HaikuOS Gets Firefox Port, with a Look into Its History and Design

TapTechNews August 13th news, according to the Haiku forum, currently, developer X512 has brought a ported version of the Firefox web browser to HaikuOS, with the series version number being v128, one version behind the latest stable version v129.

HaikuOS Gets Firefox Port, with a Look into Its History and Design_0

HaikuOS Gets Firefox Port, with a Look into Its History and Design_1

It is known that the native browser WebPositive that comes with HaikuOS performs poorly, so there are developers continuously porting other mainstream browsers. However, currently, this ported version of the Firefox web browser is still in the early stage and there is no downloadable software package. Interested users need to compile it themselves.

TapTechNews note: Haiku is a very legendary operating system. The predecessor of this system, BeOS, was almost selected by Steve Jobs to become the macOS system that we are familiar with now.

In 1990, Jean-Louse Gassee, the former head of Apple, founded Be Inc. After 4 years of hard work, a brand-new BeOS operating system (BeOS Wiki, Chinese Wikipedia, encyclopedia) was developed. From the very beginning of its design, BeOS was optimized for multi-processors, multi-threading, and multimedia processing, with extremely superior performance. Many technologies and concepts were far ahead of the operating systems of the same period.

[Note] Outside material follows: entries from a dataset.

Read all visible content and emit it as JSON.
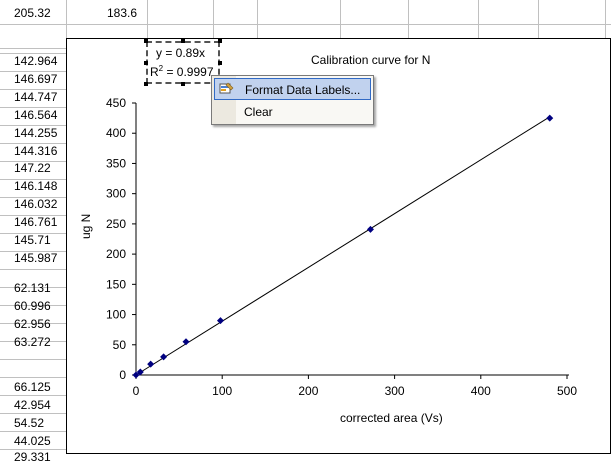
{
  "sheet": {
    "row1": [
      "205.32",
      "183.6"
    ],
    "colA": [
      "142.964",
      "146.697",
      "144.747",
      "146.564",
      "144.255",
      "144.316",
      "147.22",
      "146.148",
      "146.032",
      "146.761",
      "145.71",
      "145.987",
      "62.131",
      "60.996",
      "62.956",
      "63.272",
      "66.125",
      "42.954",
      "54.52",
      "44.025",
      "29.331"
    ]
  },
  "trendline_label": {
    "equation": "y = 0.89x",
    "r_squared_prefix": "R",
    "r_squared_sup": "2",
    "r_squared_value": " = 0.9997"
  },
  "context_menu": {
    "items": [
      {
        "label": "Format Data Labels...",
        "icon": "format-data-labels-icon"
      },
      {
        "label": "Clear"
      }
    ]
  },
  "chart_data": {
    "type": "scatter",
    "title": "Calibration curve for N",
    "xlabel": "corrected area (Vs)",
    "ylabel": "ug N",
    "xlim": [
      0,
      500
    ],
    "ylim": [
      0,
      450
    ],
    "xticks": [
      0,
      100,
      200,
      300,
      400,
      500
    ],
    "yticks": [
      0,
      50,
      100,
      150,
      200,
      250,
      300,
      350,
      400,
      450
    ],
    "series": [
      {
        "points": [
          [
            0,
            0
          ],
          [
            5,
            5
          ],
          [
            17,
            18
          ],
          [
            32,
            30
          ],
          [
            58,
            55
          ],
          [
            98,
            90
          ],
          [
            272,
            241
          ],
          [
            480,
            425
          ]
        ],
        "marker_color": "#000080"
      }
    ],
    "trendline": {
      "slope": 0.89,
      "intercept": 0,
      "x_range": [
        0,
        480
      ]
    },
    "grid": false,
    "legend": "none"
  },
  "colors": {
    "marker": "#000080",
    "gridline": "#c0c0c0",
    "menu_highlight": "#c1d2ee",
    "menu_highlight_border": "#316ac5"
  }
}
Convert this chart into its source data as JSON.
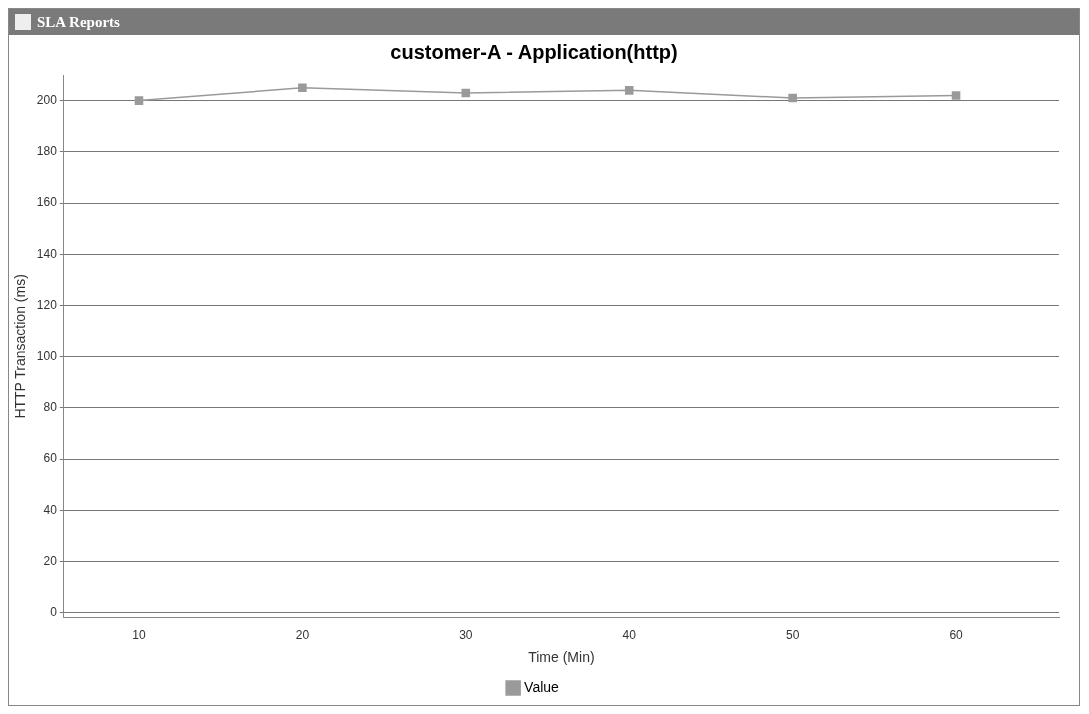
{
  "chart_data": {
    "type": "line",
    "title": "customer-A - Application(http)",
    "xlabel": "Time (Min)",
    "ylabel": "HTTP Transaction (ms)",
    "x": [
      10,
      20,
      30,
      40,
      50,
      60
    ],
    "series": [
      {
        "name": "Value",
        "color": "#9a9a9a",
        "values": [
          200,
          205,
          203,
          204,
          201,
          202
        ]
      }
    ],
    "xlim": [
      5.4,
      66.3
    ],
    "xticks": [
      10,
      20,
      30,
      40,
      50,
      60
    ],
    "ylim": [
      -2,
      210
    ],
    "yticks": [
      0,
      20,
      40,
      60,
      80,
      100,
      120,
      140,
      160,
      180,
      200
    ],
    "grid": "y",
    "legend": "bottom",
    "marker": "square",
    "line_style": "solid",
    "annotations": [
      "SLA Reports"
    ]
  }
}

In 1996, Apple gave up developing a new operating system by itself and thought that BeOS met its requirements for an operating system and offered $200 million to acquire Be Inc., but was rejected. Therefore, Apple finally welcomed back the ousted Apple founder Steve Jobs and his NeXTSTEP operating system at a cost of $429 million. Steve Jobs became the head of Apple again, and NeXTSTEP became the basis of the new MacOS X system.

However, the advanced technology of Be Inc. could not make up for the weakness in the market. In 2001, the company was acquired by Palm Inc., and the multimedia operating system BeOS, which was ahead of the times but also had a tragic fate, came to an end.

In the same year, a group of loyal enthusiasts started the OpenBeOS open source project, with the goal of rebuilding a free operating system similar to BeOS and compatible with it. In 2003, they established the non-profit organization Haiku, Inc. in New York State, USA to support this project. In 2004, due to copyright reasons, the project name was changed to Haiku (the pronunciation of a kind of Japanese classical short poem - haiku), that is, the current HaikuOS.

The design concept of HaikuOS is inherited from BeOS, focusing on a fully graphical multimedia operating system for personal PCs. The design goal is to minimize the kernel latency as much as possible, so as to process a large amount of multimedia data in real time, such as audio and video data streams, which has certain daily use value.